In a reversal of fortunes unthinkable a year and a half ago, an Islamist jailed by ousted Egyptian president Hosni Mubarak has succeeded him as president of the biggest Arab nation in a victory at the ballot box which has historic consequences for Egypt and the Middle East.
The Muslim Brotherhood’s Mohammed Morsi will not enjoy the extent of modern, pharaonic powers exercised by Mubarak: Those have been curtailed by a military establishment which will decide just how much he will be able to do in government.
Still, the US-trained engineer’s victory in the country’s first free presidential election breaks a tradition of domination by men from the armed forces, which have provided every Egyptian leader since the overthrow of the monarchy 60 years ago, and installs in office a group that drew on 84 years of grassroots activism to catapult Morsi into the presidency.
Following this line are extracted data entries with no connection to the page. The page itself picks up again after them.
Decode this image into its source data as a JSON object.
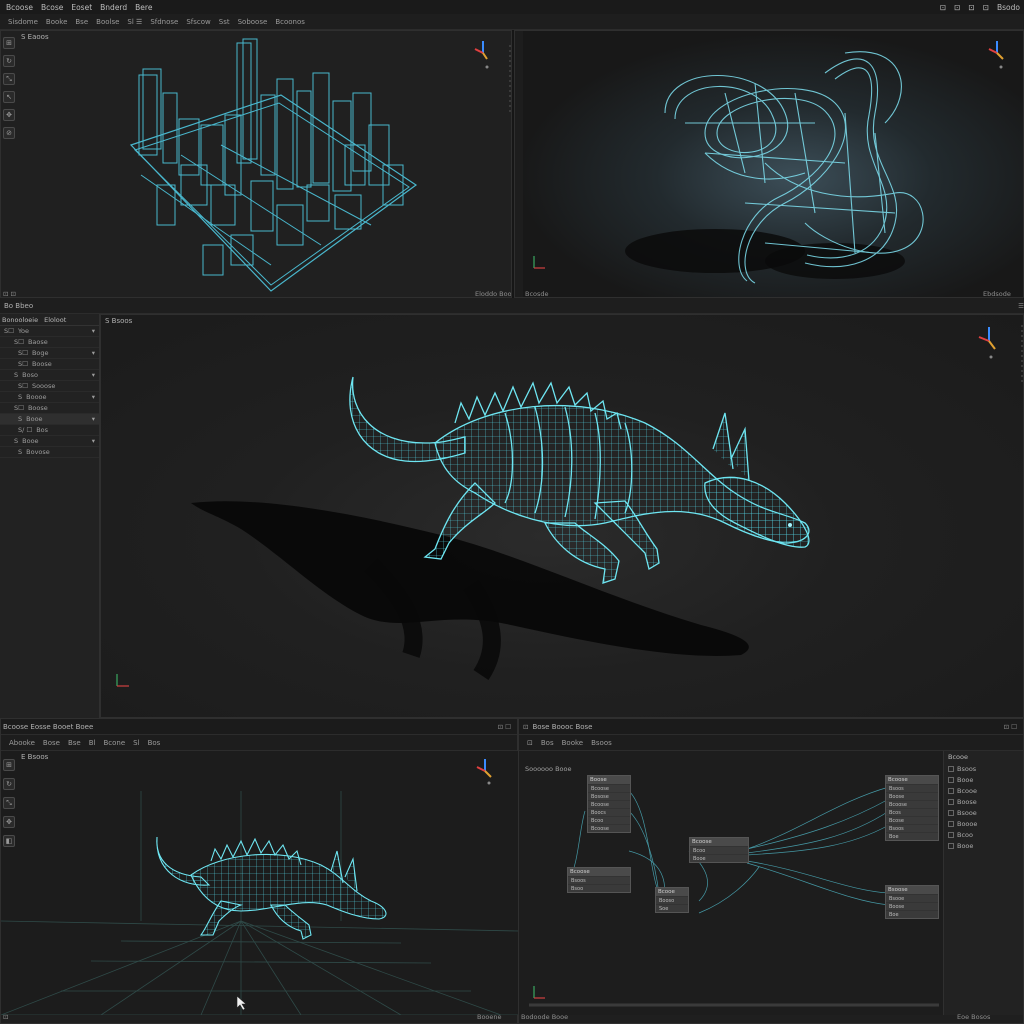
{
  "menubar": {
    "items": [
      "Bcoose",
      "Bcose",
      "Eoset",
      "Bnderd",
      "Bere"
    ],
    "right_items": [
      "⊡",
      "⊡",
      "⊡",
      "⊡",
      "Bsodo"
    ]
  },
  "toolbar": {
    "items": [
      "Sisdome",
      "Booke",
      "Bse",
      "Boolse",
      "Sl ☰",
      "Sfdnose",
      "Sfscow",
      "Sst",
      "Soboose",
      "Bcoonos"
    ]
  },
  "viewport_tl": {
    "label": "S Eaoos",
    "status_right": "Eloddo Boo"
  },
  "viewport_tr": {
    "status_left": "Bcosde",
    "status_right": "Ebdsode"
  },
  "viewport_main": {
    "header_left": "Bo Bbeo",
    "label": "S Bsoos"
  },
  "outliner": {
    "header_tabs": [
      "Bonooloeie",
      "Eloloot"
    ],
    "rows": [
      {
        "icon": "S☐",
        "text": "Yoe",
        "selected": false
      },
      {
        "icon": "S☐",
        "text": "Baose",
        "selected": false
      },
      {
        "icon": "S☐",
        "text": "Boge",
        "selected": false
      },
      {
        "icon": "S☐",
        "text": "Boose",
        "selected": false
      },
      {
        "icon": "S",
        "text": "Boso",
        "selected": false
      },
      {
        "icon": "S☐",
        "text": "Sooose",
        "selected": false
      },
      {
        "icon": "S",
        "text": "Boooe",
        "selected": false
      },
      {
        "icon": "S☐",
        "text": "Boose",
        "selected": false
      },
      {
        "icon": "S",
        "text": "Booe",
        "selected": true
      },
      {
        "icon": "S/ ☐",
        "text": "Bos",
        "selected": false
      },
      {
        "icon": "S",
        "text": "Booe",
        "selected": false
      },
      {
        "icon": "S",
        "text": "Bovose",
        "selected": false
      }
    ],
    "extra_label": "Boo"
  },
  "bottom_left": {
    "title": "Bcoose Eosse Booet Boee",
    "tabs": [
      "Abooke",
      "Bose",
      "Bse",
      "Bl",
      "Bcone",
      "Sl",
      "Bos"
    ],
    "label": "E Bsoos",
    "status": "Booene"
  },
  "bottom_right": {
    "title": "Bose Boooc Bose",
    "tabs": [
      "Bos",
      "Booke",
      "Bsoos"
    ],
    "sub_label": "Soooooo",
    "sub_label2": "Booe",
    "status_left": "Bodoode Booe",
    "status_right": "Eoe Bosos"
  },
  "node_editor": {
    "nodes": [
      {
        "title": "Boose",
        "slots": [
          "Bcoose",
          "Bosose",
          "Bcoose",
          "Boocs",
          "Bcoo",
          "Bcoose"
        ]
      },
      {
        "title": "Bcoose",
        "slots": [
          "Bsoos",
          "Bsoo"
        ]
      },
      {
        "title": "Bcooe",
        "slots": [
          "Booso",
          "Soe"
        ]
      },
      {
        "title": "Bcoose",
        "slots": [
          "Bcoo",
          "Booe"
        ]
      },
      {
        "title": "Bcoose",
        "slots": [
          "Bsoos",
          "Boose",
          "Bcoose",
          "Bcos",
          "Bcose",
          "Bsoos",
          "Boe"
        ]
      },
      {
        "title": "Bsoose",
        "slots": [
          "Bsooe",
          "Boose",
          "Boe"
        ]
      }
    ]
  },
  "properties": {
    "title": "Bcooe",
    "rows": [
      "Bsoos",
      "Booe",
      "Bcooe",
      "Boose",
      "Bsooe",
      "Boooe",
      "Bcoo",
      "Booe"
    ]
  }
}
He has promised a moderate, modern Islamist agenda to steer Egypt into a new democratic era where autocracy will be replaced by transparent government that respects human rights and revives the fortunes of a powerful Arab state long in decline.
Morsi is promising an “Egyptian renaissance with an Islamic foundation.”
Yet the stocky, bespectacled 60-year old, appears something of an accidental president: He was only flung into the race at the last moment by the disqualification on a technicality of Khairat al-Shater, by far the group’s preferred choice.
With a stiff and formal style, Morsi, who has a doctorate from the University of Southern California, cast himself as a reluctant latecomer to the race, who cited religious fear of judgement day as one of his reasons for running. He struggled to shake off his label as the Brotherhood’s “spare tire.”
Questions remain over the extent to which Morsi will operate independently of other Brotherhood leaders once in office: His manifesto was drawn up by the group’s policymakers. The role al-Shater might play has been one focus of debate in Egypt.
“I will treat everyone equally and be a servant of the Egyptian people,” Morsi said at his campaign headquarters in Cairo shortly after polling ended, a week before his victory was confirmed by the Mubarak-era body overseeing the vote.
However, many Egyptians, not least the Christian minority, remain suspicious of Morsi and even more so of the group he represents. Anti-Brotherhood sentiment, fueled by both a hostile media and some of the group’s policies, has soared in recent weeks.
Former Egyptian prime minister Ahmed Shafiq, the former general he defeated, won nearly as many votes as Morsi, signaling that Egypt is a nation that is anything but united around the idea of Brotherhood rule. Morsi won a little less than a quarter of the first-round vote last month.
That a man who served as Mubarak’s last prime minister was so close to victory has been seen as one sign of failure by the Brotherhood — which has described itself as the victim of a vicious campaign orchestrated by its enemies.